This notebook compares the performance of multiple POS taggers, specifically in the case of ambiguous sentences. Consider the following 5 sentences.

In [42]:
sent1 = "We saw her duck."

sent2 = "I saw her duck swim."

sent3 = "I saw her duck swim quickly."

#sent4 = "Change noun to verb."

#sent5 = "Change the noun to a verb."

sentences = [sent1, sent2, sent3]

# NLTK POS Tagger

In [43]:
import nltk

In [44]:
for sentence in sentences:
    user_sentence = nltk.word_tokenize(sentence)
    print(nltk.pos_tag(user_sentence))
    print()

[('We', 'PRP'), ('saw', 'VBD'), ('her', 'PRP'), ('duck', 'NN'), ('.', '.')]
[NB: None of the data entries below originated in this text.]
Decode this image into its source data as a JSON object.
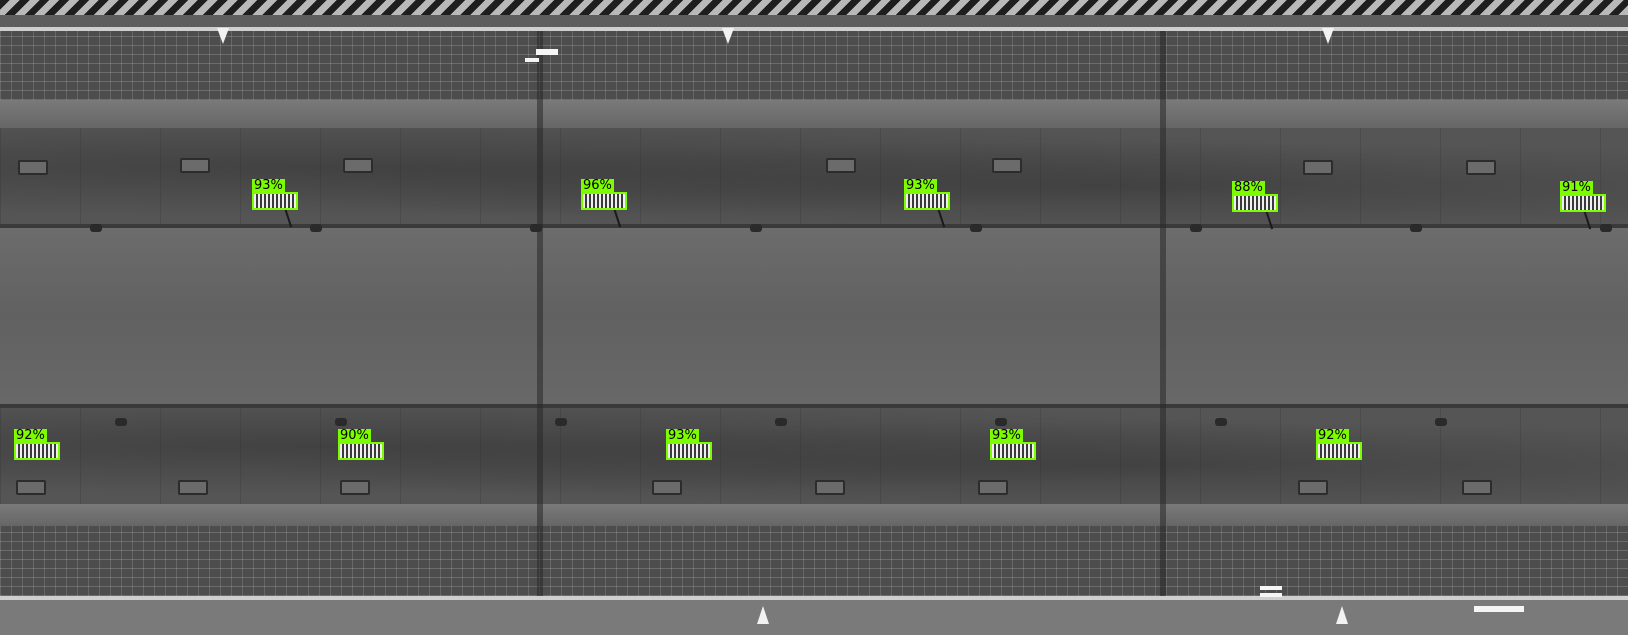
{
  "detections": [
    {
      "label": "93%"
    },
    {
      "label": "96%"
    },
    {
      "label": "93%"
    },
    {
      "label": "88%"
    },
    {
      "label": "91%"
    },
    {
      "label": "92%"
    },
    {
      "label": "90%"
    },
    {
      "label": "93%"
    },
    {
      "label": "93%"
    },
    {
      "label": "92%"
    }
  ],
  "colors": {
    "detection_box": "#7cfc00",
    "label_text": "#000000"
  },
  "image_style": "grayscale aerial inspection image of a concrete structure"
}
[('I', 'PRP'), ('saw', 'VBD'), ('her', 'PRP'), ('duck', 'NN'), ('swim', 'NN'), ('.', '.')]

[('I', 'PRP'), ('saw', 'VBD'), ('her', 'PRP'), ('duck', 'NN'), ('swim', 'JJ'), ('quickly', 'RB'), ('.', '.')]



# TextBlob POS Tagger

In [45]:
from textblob import TextBlob

In [46]:
for sentence in sentences:
    blob = TextBlob(sentence)
    print(blob.tags)
    print()

[('We', 'PRP'), ('saw', 'VBD'), ('her', 'PRP'), ('duck', 'NN')]

[('I', 'PRP'), ('saw', 'VBD'), ('her', 'PRP'), ('duck', 'NN'), ('swim', 'NN')]

[('I', 'PRP'), ('saw', 'VBD'), ('her', 'PRP'), ('duck', 'NN'), ('swim', 'JJ'), ('quickly', 'RB')]



# Spacy POS Tagger

In [47]:
import spacy 

nlp = spacy.load("en_core_web_sm") 

In [48]:
for sentence in sentences:
    sent = nlp(sentence) 
    for word in sent: 
          print("('" + str(word) + "', '" + str(word.pos_) + "''),", end =" ") 
            
    print()
    print()

('We', 'PRON''), ('saw', 'VERB''), ('her', 'DET''), ('duck', 'NOUN''), ('.', 'PUNCT''), 

('I', 'PRON''), ('saw', 'VERB''), ('her', 'DET''), ('duck', 'NOUN''), ('swim', 'NOUN''), ('.', 'PUNCT''), 

('I', 'PRON''), ('saw', 'VERB''), ('her', 'DET''), ('duck', 'NOUN''), ('swim', 'NOUN''), ('quickly', 'ADV''), ('.', 'PUNCT''), 



# Results & Discussion

1) In example #1, duck can be labeled as a noun or a verb, but only the noun is considered. A model could be trained to allow for consideration of the verb.

2) In example #2, duck should intuitively be labeled as a noun and swim as a verb. However, this is not the case.

3) In example #3, it is known that an adverb should modify a verb. However, some of the taggers have an adverb modifying a noun.

In [None]:
# Has trouble with infinite markers like 'to'. Think about how this is typoically used in a sentence: to walk, to run, etc.